Cantate
FRAGMENTS
CHŒUR
Hors de la nuit des temps,
Vers un but inconnu tu vas,
Dans le désert des siècles.
Ton jour, Humanité ! n’est qu’un pâle rayon,
Une faible lueur et qui tremble !
Devant toi, les ténèbres,
Et derrière, la nuit !
L’une après l’autre les générations
Disparaissent dans les sables
Et tremblant tu interroges :
Seigneur, où mène mon chemin ?
Sur cette terre, tout désigne
Notre vie comme éphémère ;
Et si tu vas fouiller le ciel
D’un regard audacieux, tu apprends
Que les soleils meurent aussi
Et que les univers s’abîment
Dans l’océan sans fond de l’espace,
Avec leurs cohortes d’étoiles.
Et tu entends des voix crier :
Vanité des vanités,
Espace et temps ne sont –
Pour notre effroi – qu’une prison !
RÉCITATIF
Mais si sur ton chemin le doute
T’assaille, et si l’angoisse
S’empare de toi, reprends
Ton étendard et continue
Téméraire dans le désert.
Qu’importe, oui, si tu as vu
Périr mille soleils au firmament ?
Qu’importe si le Temps a fauché,
Ainsi qu’un blé doré une moisson d’étoiles ?
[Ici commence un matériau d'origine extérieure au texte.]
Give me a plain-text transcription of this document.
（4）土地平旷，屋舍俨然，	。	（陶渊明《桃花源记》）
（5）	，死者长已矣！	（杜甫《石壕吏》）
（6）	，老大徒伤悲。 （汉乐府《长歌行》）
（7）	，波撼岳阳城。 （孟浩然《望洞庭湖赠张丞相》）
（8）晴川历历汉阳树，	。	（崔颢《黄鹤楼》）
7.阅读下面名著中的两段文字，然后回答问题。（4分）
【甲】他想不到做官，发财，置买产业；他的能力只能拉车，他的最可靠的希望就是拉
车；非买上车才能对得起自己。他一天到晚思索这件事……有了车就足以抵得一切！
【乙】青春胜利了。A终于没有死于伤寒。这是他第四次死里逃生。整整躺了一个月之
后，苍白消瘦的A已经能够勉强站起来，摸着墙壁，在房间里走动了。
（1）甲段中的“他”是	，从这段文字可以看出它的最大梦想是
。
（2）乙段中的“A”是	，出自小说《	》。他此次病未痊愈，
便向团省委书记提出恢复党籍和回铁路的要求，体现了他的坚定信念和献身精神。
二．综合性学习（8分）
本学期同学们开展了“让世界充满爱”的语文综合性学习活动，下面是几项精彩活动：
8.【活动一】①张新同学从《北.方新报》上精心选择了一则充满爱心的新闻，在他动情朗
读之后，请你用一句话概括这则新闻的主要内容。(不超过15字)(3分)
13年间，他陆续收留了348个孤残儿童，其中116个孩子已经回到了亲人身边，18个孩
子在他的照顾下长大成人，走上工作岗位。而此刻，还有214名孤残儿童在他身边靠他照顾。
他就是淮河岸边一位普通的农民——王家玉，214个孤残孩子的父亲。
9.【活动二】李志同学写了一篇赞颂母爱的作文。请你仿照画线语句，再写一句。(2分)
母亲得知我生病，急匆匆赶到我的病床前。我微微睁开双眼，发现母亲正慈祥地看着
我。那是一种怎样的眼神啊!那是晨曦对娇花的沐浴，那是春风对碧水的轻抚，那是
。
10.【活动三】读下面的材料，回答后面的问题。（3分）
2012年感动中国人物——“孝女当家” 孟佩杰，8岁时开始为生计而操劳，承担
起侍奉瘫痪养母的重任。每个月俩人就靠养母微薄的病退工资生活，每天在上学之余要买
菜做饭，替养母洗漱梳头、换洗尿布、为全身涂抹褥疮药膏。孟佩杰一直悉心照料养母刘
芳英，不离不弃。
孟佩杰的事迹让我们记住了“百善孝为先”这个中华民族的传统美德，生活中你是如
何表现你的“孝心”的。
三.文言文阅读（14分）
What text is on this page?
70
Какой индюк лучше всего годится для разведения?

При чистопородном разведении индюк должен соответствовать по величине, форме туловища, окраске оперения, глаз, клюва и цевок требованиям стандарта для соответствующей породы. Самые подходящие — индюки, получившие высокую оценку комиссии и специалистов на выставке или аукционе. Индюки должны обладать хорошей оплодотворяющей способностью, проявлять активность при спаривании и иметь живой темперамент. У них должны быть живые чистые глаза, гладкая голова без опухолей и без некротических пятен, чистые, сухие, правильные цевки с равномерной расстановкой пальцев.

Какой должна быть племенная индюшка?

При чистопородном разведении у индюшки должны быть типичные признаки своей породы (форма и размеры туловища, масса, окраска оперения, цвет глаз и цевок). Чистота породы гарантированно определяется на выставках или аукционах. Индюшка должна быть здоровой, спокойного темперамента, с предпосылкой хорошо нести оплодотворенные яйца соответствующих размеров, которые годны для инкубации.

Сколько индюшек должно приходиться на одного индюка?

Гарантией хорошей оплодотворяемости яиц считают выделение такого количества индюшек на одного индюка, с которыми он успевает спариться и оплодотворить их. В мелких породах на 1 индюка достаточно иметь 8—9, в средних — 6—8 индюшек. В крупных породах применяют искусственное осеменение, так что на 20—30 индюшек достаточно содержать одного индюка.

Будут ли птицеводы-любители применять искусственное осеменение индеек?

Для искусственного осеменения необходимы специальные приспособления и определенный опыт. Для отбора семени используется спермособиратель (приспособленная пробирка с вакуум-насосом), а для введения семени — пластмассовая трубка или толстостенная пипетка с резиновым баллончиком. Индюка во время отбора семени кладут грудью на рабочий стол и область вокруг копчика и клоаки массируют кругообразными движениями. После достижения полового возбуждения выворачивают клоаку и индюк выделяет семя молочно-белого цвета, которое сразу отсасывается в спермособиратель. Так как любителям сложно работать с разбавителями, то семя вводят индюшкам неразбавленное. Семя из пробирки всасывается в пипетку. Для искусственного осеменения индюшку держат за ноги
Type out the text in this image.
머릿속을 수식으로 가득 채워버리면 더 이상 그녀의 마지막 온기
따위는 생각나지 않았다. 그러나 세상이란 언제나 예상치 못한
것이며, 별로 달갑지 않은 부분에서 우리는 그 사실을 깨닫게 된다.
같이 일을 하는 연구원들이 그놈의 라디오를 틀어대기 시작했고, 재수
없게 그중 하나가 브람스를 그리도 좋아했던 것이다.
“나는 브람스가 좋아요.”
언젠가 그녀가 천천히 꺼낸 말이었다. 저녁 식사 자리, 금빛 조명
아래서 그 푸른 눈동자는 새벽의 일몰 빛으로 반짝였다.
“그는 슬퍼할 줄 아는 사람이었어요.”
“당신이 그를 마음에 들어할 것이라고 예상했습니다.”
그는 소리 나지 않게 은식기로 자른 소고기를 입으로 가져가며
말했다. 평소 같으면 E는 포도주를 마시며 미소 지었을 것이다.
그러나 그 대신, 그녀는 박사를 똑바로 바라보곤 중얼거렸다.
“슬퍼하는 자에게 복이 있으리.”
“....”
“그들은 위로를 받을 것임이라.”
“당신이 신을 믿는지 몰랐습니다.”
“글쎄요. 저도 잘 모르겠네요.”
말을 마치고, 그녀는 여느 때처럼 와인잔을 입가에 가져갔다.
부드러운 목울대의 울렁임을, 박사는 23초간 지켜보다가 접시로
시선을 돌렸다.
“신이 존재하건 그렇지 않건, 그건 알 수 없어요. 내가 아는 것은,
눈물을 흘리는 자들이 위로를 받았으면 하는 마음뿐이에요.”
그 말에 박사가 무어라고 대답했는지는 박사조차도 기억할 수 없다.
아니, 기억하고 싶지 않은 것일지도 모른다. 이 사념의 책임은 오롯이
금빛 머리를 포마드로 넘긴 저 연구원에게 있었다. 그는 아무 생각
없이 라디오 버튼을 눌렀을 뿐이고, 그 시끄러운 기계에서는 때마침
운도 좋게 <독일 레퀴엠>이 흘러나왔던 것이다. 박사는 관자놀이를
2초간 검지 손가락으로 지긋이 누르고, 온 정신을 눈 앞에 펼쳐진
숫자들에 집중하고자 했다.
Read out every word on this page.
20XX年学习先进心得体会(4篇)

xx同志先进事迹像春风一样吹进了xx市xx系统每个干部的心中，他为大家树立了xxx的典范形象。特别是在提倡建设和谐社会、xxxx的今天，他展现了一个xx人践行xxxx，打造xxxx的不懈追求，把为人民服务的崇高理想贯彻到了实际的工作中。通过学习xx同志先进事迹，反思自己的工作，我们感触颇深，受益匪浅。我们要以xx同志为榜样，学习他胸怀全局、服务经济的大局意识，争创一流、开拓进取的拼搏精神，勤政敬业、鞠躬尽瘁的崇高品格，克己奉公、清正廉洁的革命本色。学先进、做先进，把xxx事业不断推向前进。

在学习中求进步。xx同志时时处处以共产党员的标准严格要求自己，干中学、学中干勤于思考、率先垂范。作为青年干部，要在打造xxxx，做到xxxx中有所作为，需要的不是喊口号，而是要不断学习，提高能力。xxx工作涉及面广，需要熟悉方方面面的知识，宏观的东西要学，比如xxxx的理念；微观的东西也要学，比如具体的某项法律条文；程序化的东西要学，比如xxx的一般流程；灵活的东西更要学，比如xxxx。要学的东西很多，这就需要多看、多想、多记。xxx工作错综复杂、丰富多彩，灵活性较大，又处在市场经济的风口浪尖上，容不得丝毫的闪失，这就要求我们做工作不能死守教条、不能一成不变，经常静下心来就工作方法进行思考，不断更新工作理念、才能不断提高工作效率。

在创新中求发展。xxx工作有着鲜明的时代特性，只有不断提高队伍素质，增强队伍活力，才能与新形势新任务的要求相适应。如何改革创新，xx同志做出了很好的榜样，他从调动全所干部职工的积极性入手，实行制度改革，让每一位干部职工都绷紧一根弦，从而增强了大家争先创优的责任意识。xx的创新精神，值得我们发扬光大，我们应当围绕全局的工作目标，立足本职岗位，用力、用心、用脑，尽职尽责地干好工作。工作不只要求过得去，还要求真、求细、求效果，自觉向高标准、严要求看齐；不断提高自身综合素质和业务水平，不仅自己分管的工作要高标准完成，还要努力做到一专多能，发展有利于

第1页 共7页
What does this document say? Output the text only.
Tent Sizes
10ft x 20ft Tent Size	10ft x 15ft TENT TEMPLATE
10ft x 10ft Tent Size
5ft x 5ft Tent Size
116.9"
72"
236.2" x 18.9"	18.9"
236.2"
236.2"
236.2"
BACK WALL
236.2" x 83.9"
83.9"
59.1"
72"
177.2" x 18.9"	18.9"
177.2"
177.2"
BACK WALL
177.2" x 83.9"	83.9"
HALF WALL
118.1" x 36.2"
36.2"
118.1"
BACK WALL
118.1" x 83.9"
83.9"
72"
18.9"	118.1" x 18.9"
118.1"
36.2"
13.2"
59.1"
Ce que tu as pensé, ce que tu as aimé,
Ce que tu as rêvé, ce qui est juste et beau,
Non, le Temps ne peut le détruire :
Cette moisson-là se dérobe à lui,
Elle croît aux champs de l’éternité !
Aussi est-ce : En avant ! qu’il faut crier,
A nous la joie, la certitude :
Nous portons l’éternité dans notre cœur !
Viktor RYDBERG.
Traduit du suédois par Jean-Clarence Lambert.
Recueilli dans Anthologie de la poésie suédoise, Seuil, 1971.